Giving Albertans a choice in their electricity provider started with several measures in the late 1990s. However, it wasn't until 2001 when customers received the ability to choose their electric supplier.
Your distribution utility (like Atco, Enmax, or Epcor) no longer owns power plants to generate electricity, and merely delivers energy to your home or business. Your utility no longer furnishes your electricity supply.
Instead, you have a choice in buying your electricity supply. You may choose from several competitive providers, or you may be served by the "Regulated Rate Provider." For residential customers, the regulated rate provider charges a "Regulated Rate Option," which is a price that fluctuates month-to-month, and starting July 2009, is based 80% on the wholesale market price for electricity, with 20% blended from other supply contracts. That makes the Regulated Rate Option volatile and means customers can experience large swings month-to-month in pricing. Starting in July 2010, the Regulated Rate Option is to be 100% based on the monthly price for electricity.
For commercial customers, the regulated provider merely passes through the wholesale price of electricity from the Alberta Electric System Operator, and is also volatile.
Choosing a competitive electric provider allows customers to lock-in a set electric price for a year or longer, giving them certainty and avoiding risk. When choosing a competitive provider, customers are still served by their same distribution company over the same wires, and still call their utility for power outages.
In 1996, Alberta reformed its natural gas industry to offer all customers a chance to shop for lower natural gas rates, with several additional changes in 2003.
Now, consumers can choose who they want to buy their gas from. The local distribution companies, such as Atco Gas and AltaGas, have reformed their business structure to open their pipes to competing supplies.
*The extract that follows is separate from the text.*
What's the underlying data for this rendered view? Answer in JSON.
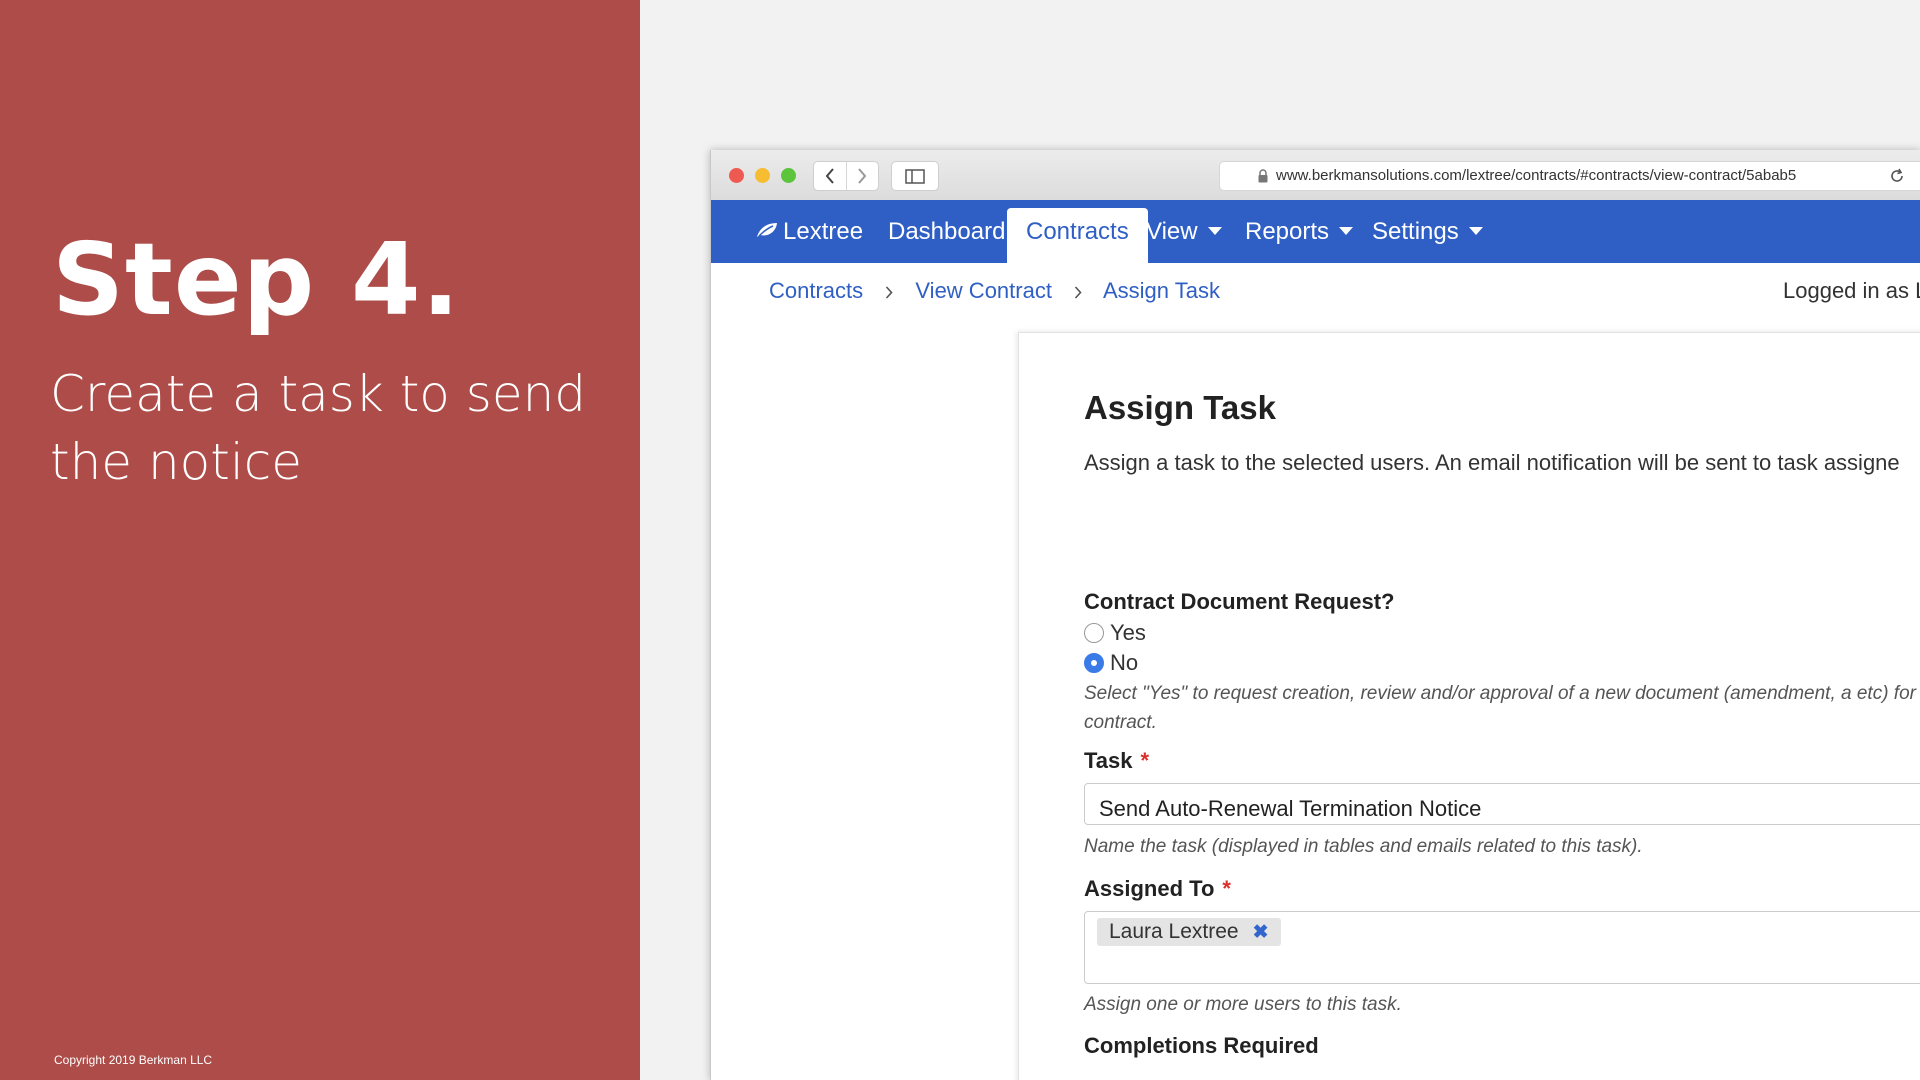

Customers choosing an alternative gas supplier will still have their gas supply delivered by the local utility, but customers will be buying their gas supply from a new company.
A customer's natural gas bill has been separated into two parts:
- Regulated distribution of gas, which is still only provided by the utility, and
- Supply of the gas commodity, which is open to competition.
If a customer does not choose an alternative gas supplier, they receive their gas supply from their regulated provider. In some cases, this may be the same company as the delivery utility (like AltaGas), but in some cases, a special regulated provider is selected by the government, while the utility only handles delivery.
Regardless of who the regulated provider is, they all charge a price for gas supply that changes every month, and can be very volatile. Customers can avoid wild monthly swings in the gas supply charge by contracting with an alternative gas supplier.
No matter who you choose to buy energy from, your local utility will continue to deliver your gas and respond to service interruptions and outages.